Factfulness! I was trying to think of this book when reading different thoughts on whether life is getting better. I bought it for DP and DS2 but have not yet read it myself, but from various reviews and conversations, the book points out that world literacy rates are the highest they have ever been and are rising and vaccination levels are also increasing. Poverty levels are falling, not fast enough but people are getting lifted out of poverty. All is not perfect, far from it, but by many indicators, life is getting better across the world.
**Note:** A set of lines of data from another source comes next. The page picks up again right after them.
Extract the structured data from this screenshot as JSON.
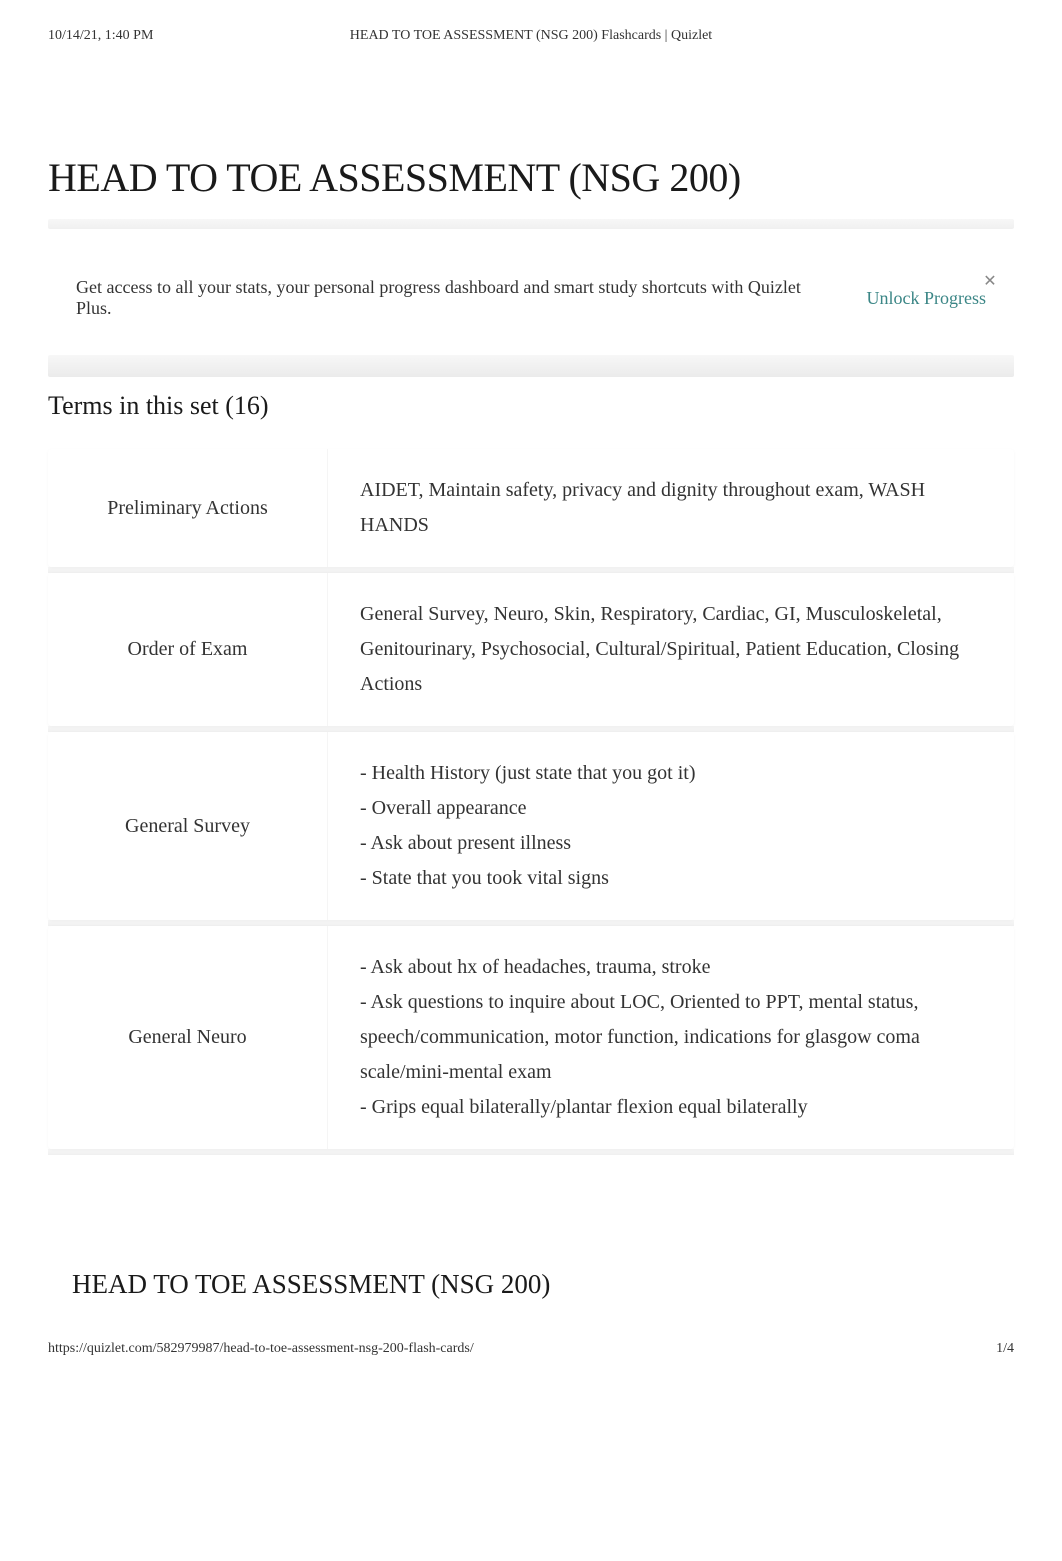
{
  "header": {
    "timestamp": "10/14/21, 1:40 PM",
    "page_title_header": "HEAD TO TOE ASSESSMENT (NSG 200) Flashcards | Quizlet"
  },
  "title": "HEAD TO TOE ASSESSMENT (NSG 200)",
  "promo": {
    "text": "Get access to all your stats, your personal progress dashboard and smart study shortcuts with Quizlet Plus.",
    "cta": "Unlock Progress",
    "close_glyph": "✕"
  },
  "section_heading": "Terms in this set (16)",
  "cards": [
    {
      "term": "Preliminary Actions",
      "definition": "AIDET, Maintain safety, privacy and dignity throughout exam, WASH HANDS"
    },
    {
      "term": "Order of Exam",
      "definition": "General Survey, Neuro, Skin, Respiratory, Cardiac, GI, Musculoskeletal, Genitourinary, Psychosocial, Cultural/Spiritual, Patient Education, Closing Actions"
    },
    {
      "term": "General Survey",
      "definition": "- Health History (just state that you got it)\n- Overall appearance\n- Ask about present illness\n- State that you took vital signs"
    },
    {
      "term": "General Neuro",
      "definition": "- Ask about hx of headaches, trauma, stroke\n- Ask questions to inquire about LOC, Oriented to PPT, mental status, speech/communication, motor function, indications for glasgow coma scale/mini-mental exam\n- Grips equal bilaterally/plantar flexion equal bilaterally"
    }
  ],
  "footer_title": "HEAD TO TOE ASSESSMENT (NSG 200)",
  "footer": {
    "url": "https://quizlet.com/582979987/head-to-toe-assessment-nsg-200-flash-cards/",
    "page_num": "1/4"
  }
}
I don't intend to be complacent, but sometimes there is brighter news than we realise.

Alsohuman · 05/05/2020 00:31

people throughout all time have valued human life, especially when enjoying gladiatorial combat to the death, attending public executions as a form of entertainment, and having picnics during lynchings

Those weren’t very common occurrences in 1968 or at least not where I lived.

AcrossthePond55 · 05/05/2020 00:39

I remember it. It killed over 100,000 here in the US out of a (then) population of 200 million.

I think the reason there wasn't a lockdown was because people simply weren't as 'mobile' then as we are now so disease didn't spread as fast or as far.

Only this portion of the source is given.